This week, communities affected by the Dawei Special Economic Zone (SEZ) testified at a public hearing at the National Human Rights Commission of Thailand (NHRCT) about the human rights and environmental impacts of the project. At the hearing, Dawei Development Association (DDA), a local civil society network, and community representatives presented a new report, entitled “Voices From the Ground: Concerns Over the Dawei Special Economic Zone and Related Projects”. Previously, in March 2013, the DDA and the affected communities submitted a complaint to the NHRCT, shortly after which one of the commissioners visited the Dawei SEZ to bear witness to the claims.
The report found that 36 villages with as many as 43,000 residents would be directly affected by the Dawei SEZ and related projects, the majority of whom rely on land-based livelihoods, including agriculture, raising livestock and fishing. Seventy-one percent of the households surveyed randomly for the report said they expect to lose all or at least some of their land due to the project. Many have already lost their property due to land confiscation. Other land has been rendered unusable by landslides or water blockages due to SEZ construction. Only 15% of households surveyed received any compensation for their lost land, crops and homes. Furthermore, the compensation process is deeply flawed: it lacks clarity about how the compensations are calculated as well as the equity and accuracy of these calculations.
The report also documents how the affected communities have not been adequately informed about the Dawei SEZ project. Without enough information or meaningful consultation, the communities have not given their consent to the project.

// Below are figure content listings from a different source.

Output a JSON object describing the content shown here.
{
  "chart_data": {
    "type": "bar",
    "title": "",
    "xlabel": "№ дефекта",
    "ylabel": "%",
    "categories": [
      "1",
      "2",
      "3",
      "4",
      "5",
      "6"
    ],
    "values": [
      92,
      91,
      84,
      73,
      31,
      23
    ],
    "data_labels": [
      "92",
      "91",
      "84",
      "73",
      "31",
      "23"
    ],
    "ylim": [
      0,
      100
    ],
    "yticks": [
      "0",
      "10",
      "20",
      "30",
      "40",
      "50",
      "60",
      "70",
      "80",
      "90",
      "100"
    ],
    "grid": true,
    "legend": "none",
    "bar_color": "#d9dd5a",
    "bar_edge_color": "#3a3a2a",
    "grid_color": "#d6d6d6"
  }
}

Most heard of the project by word of mouth, with some only learning about it when officials came to survey their land, homes and gardens ahead of the confiscation. Less than a third of affected people interviewed had attended any meeting about the project; of those who did attend, the majority did not participate because they didn’t understand the process, weren’t invited to ask questions, were afraid to say anything, or felt restricted by the language used.
The Dawei SEZ and related projects include a deep sea port, an industrial estate, a water reservoir, a road link between the Thailand and Myanmar, and a possible coal-fired power plant. Although the project was initiated in 2008, it has been slow to move forward. In 2010, a 60-year concession was granted to Italian-Thai Development Ltd. (ITD) to develop the Dawei SEZ and related projects. The project was delayed because of environmental and social problems and lack of interest from investors. In 2012, the Myanmar government cancelled ITD’s concession and established a Special Purpose Vehicle, a company jointly owned with the Thai government in equal shares to oversee the project. After Thai Prime Minister, General Prayuth Chan-ocha visited Myanmar earlier this month, he confirmed that the Dawei SEZ project would push ahead “as soon as possible.” Investors – including ITD – have made bids for the project, but very little information has been made available to the public.
“We need information, we need to know exactly who will take responsibility, what will be done to remedy the existing problems and how those responsible will protect against further negative impacts,” said Daw Su Su Swe, from the Tavoyan Women’s Union in the press release from DDA and the community representatives.
Dr. Nirun Pitakwatchara, the NHRCT Commissioner leading the investigation into the Dawei SEZ, asked these same questions to representatives of the Thai Ministry of Finance and other government agencies, but they were not forthcoming. An official from the Neighbouring Countries Economic Development Cooperation Agency said the Myanmar government should take responsibility for the human rights violations associated with the project.
The “Voices from the Ground” report was launched publicly at a panel discussion at the Foreign Correspondents’ Club of Thailand at which DDA and community representatives called on the Thai and Myanmar governments to resolve the human rights and environmental violations before considering a new phase to the project. They plan to release a Myanmar language version of the report in Yangon next month.